Risk Factors for Capacitors
The most frequent risk factors which cause capacitor damage and possible failure of the internal protective devices are:
- Exceeding the allowed temperature on the capacitor surface (a steady increase by 7°C of the operating temperature cuts the product lifespan by half).
- Overvoltage, overcurrent and high inrush currents, even if they only occur briefly or cyclically (a steady increase by 8% of the operating voltage of the capacitor, diminishes by half the product lifespan).
- Network harmonics, resonances created by harmonics or flickering even when they occur only briefly or cyclically.
- Aging of the lighting equipment, excess temperature or high UV stress.
- Failure of other components in a common circuit and overvoltage or overcurrent.
- Interaction with other reactive power components, and parasitic capacitances or inductivities (cable) in common circuits.
- Even if the test based on the capacitor standard is passed, this does not ensure comprehensive protection against all possible overloading.
- Power capacitors can be a significant risk in case of failure due to their stored energy and/or their properties during operation in networks with high short-circuit power.
- Capacitors can actively fail when internal or external protective devices are missing, they are incorrectly dimensioned or have failed.
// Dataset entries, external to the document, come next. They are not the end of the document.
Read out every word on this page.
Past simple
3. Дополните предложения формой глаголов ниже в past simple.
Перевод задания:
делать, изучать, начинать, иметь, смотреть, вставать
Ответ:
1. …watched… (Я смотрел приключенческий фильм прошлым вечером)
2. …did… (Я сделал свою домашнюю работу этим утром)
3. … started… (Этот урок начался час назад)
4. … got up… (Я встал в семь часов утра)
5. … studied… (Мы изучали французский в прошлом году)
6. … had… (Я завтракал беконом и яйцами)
They can burst, burn or, in extreme cases, explode.
- Gases (e.g., hydrocarbons as decomposition products of the organic insulating materials used) released in case of damage are flammable and can create explosive mixtures. The fire load of a power capacitor is approx. 40 MJ/kg.
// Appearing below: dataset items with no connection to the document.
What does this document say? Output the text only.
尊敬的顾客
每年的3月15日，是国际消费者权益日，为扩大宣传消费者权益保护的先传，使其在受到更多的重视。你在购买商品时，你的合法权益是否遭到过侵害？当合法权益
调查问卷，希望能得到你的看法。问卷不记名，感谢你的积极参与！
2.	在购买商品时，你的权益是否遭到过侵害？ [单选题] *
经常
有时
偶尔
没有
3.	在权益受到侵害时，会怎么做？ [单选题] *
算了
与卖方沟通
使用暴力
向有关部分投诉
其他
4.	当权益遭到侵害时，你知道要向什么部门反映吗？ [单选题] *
Please note that, depending on size, combustible materials make up around 55% of the total mass of small capacitors and around 75% of big capacitors.
Risk minimizing measures
The capacitor manufacturer cannot predict every possible stress which a power capacitor may be subjected to, and which has to be taken into account in a proper design. This means that the user bears crucial co-responsibility.
For this reason, safety and quality should be the main priorities when selecting a capacitor.
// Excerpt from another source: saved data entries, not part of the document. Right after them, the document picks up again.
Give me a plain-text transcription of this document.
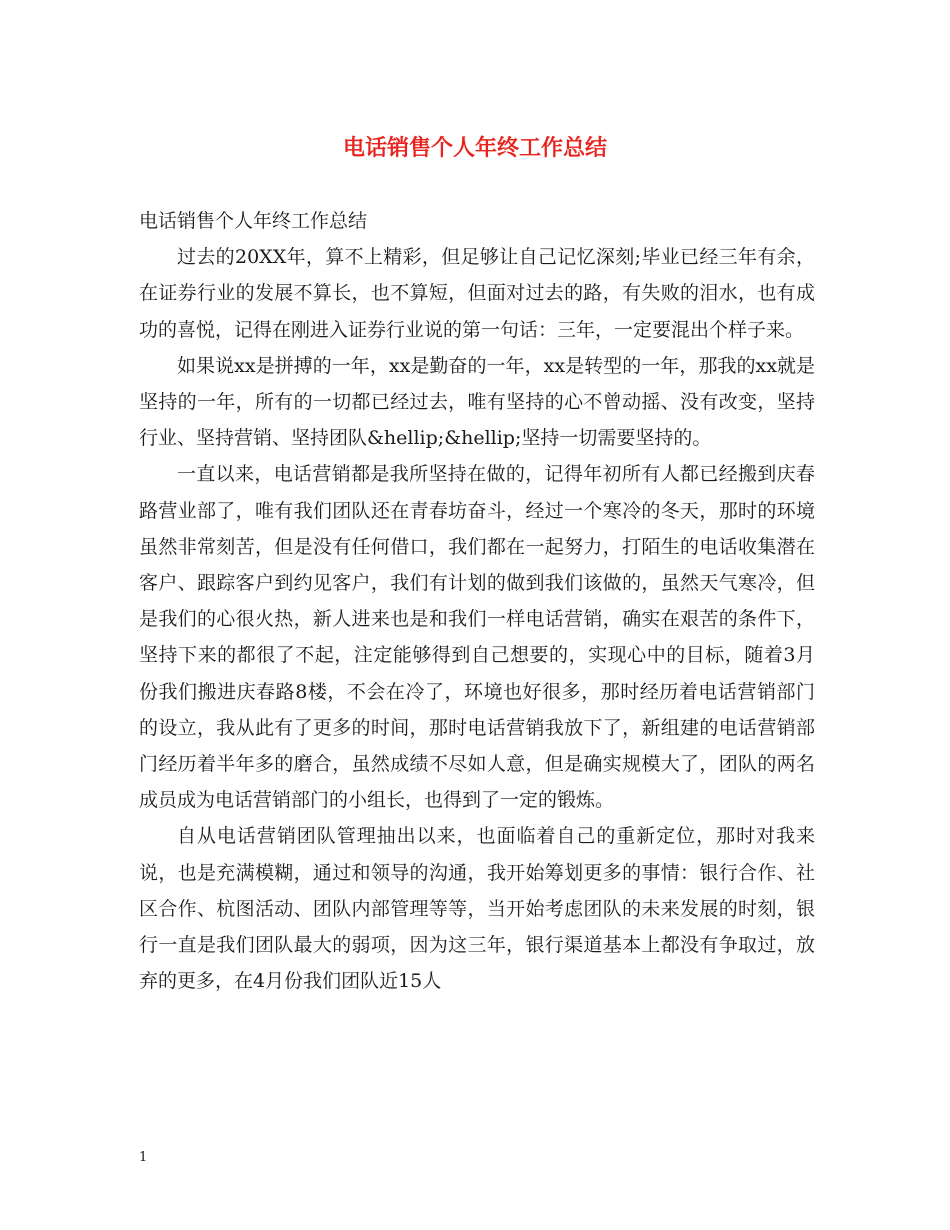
电话销售个人年终工作总结

电话销售个人年终工作总结

过去的20XX年，算不上精彩，但足够让自己记忆深刻;毕业已经三年有余，在证券行业的发展不算长，也不算短，但面对过去的路，有失败的泪水，也有成功的喜悦，记得在刚进入证券行业说的第一句话：三年，一定要混出个样子来。

如果说xx是拼搏的一年，xx是勤奋的一年，xx是转型的一年，那我的xx就是坚持的一年，所有的一切都已经过去，唯有坚持的心不曾动摇、没有改变，坚持行业、坚持营销、坚持团队&hellip;&hellip;坚持一切需要坚持的。

一直以来，电话营销都是我所坚持在做的，记得年初所有人都已经搬到庆春路营业部了，唯有我们团队还在青春坊奋斗，经过一个寒冷的冬天，那时的环境虽然非常刻苦，但是没有任何借口，我们都在一起努力，打陌生的电话收集潜在客户、跟踪客户到约见客户，我们有计划的做到我们该做的，虽然天气寒冷，但是我们的心很火热，新人进来也是和我们一样电话营销，确实在艰苦的条件下，坚持下来的都很了不起，注定能够得到自己想要的，实现心中的目标，随着3月份我们搬进庆春路8楼，不会在冷了，环境也好很多，那时经历着电话营销部门的设立，我从此有了更多的时间，那时电话营销我放下了，新组建的电话营销部门经历着半年多的磨合，虽然成绩不尽如人意，但是确实规模大了，团队的两名成员成为电话营销部门的小组长，也得到了一定的锻炼。

自从电话营销团队管理抽出以来，也面临着自己的重新定位，那时对我来说，也是充满模糊，通过和领导的沟通，我开始筹划更多的事情：银行合作、社区合作、杭图活动、团队内部管理等等，当开始考虑团队的未来发展的时刻，银行一直是我们团队最大的弱项，因为这三年，银行渠道基本上都没有争取过，放弃的更多，在4月份我们团队近15人

1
- Before designing the application, capacitors must be checked for their suitability for that specific application. You must carefully consider every parameter.
- Any unconsidered use for an application may have serious consequences.
- Always supplement internal protective devices of the capacitors with suitable external protective measures, in particular in case of sensitive applications.
- External protective measures are mandatory when capacitors are used without internal protective devices.
- When using capacitors, please take any suitable measure possible in order to eliminate possible danger to humans, animals and property, both during operation and when a failure occurs. This applies to all types of capacitors, both without and with protective devices.
Cautions and Warning
Never use capacitors that have dents of more than 1 mm depth or any other mechanical damage. This applies also in cases of leakage.
To ensure the functionality of the overpressure disconnector, do not hinder elastic elements. Furthermore, keep a minimum space of 12 mm above each capacitor. Finally, check the tightness of the connections/terminals periodically.
The energy stored in capacitors may be lethal. To prevent any chance of shock and short circuit, make sure to discharge the capacitor before handling.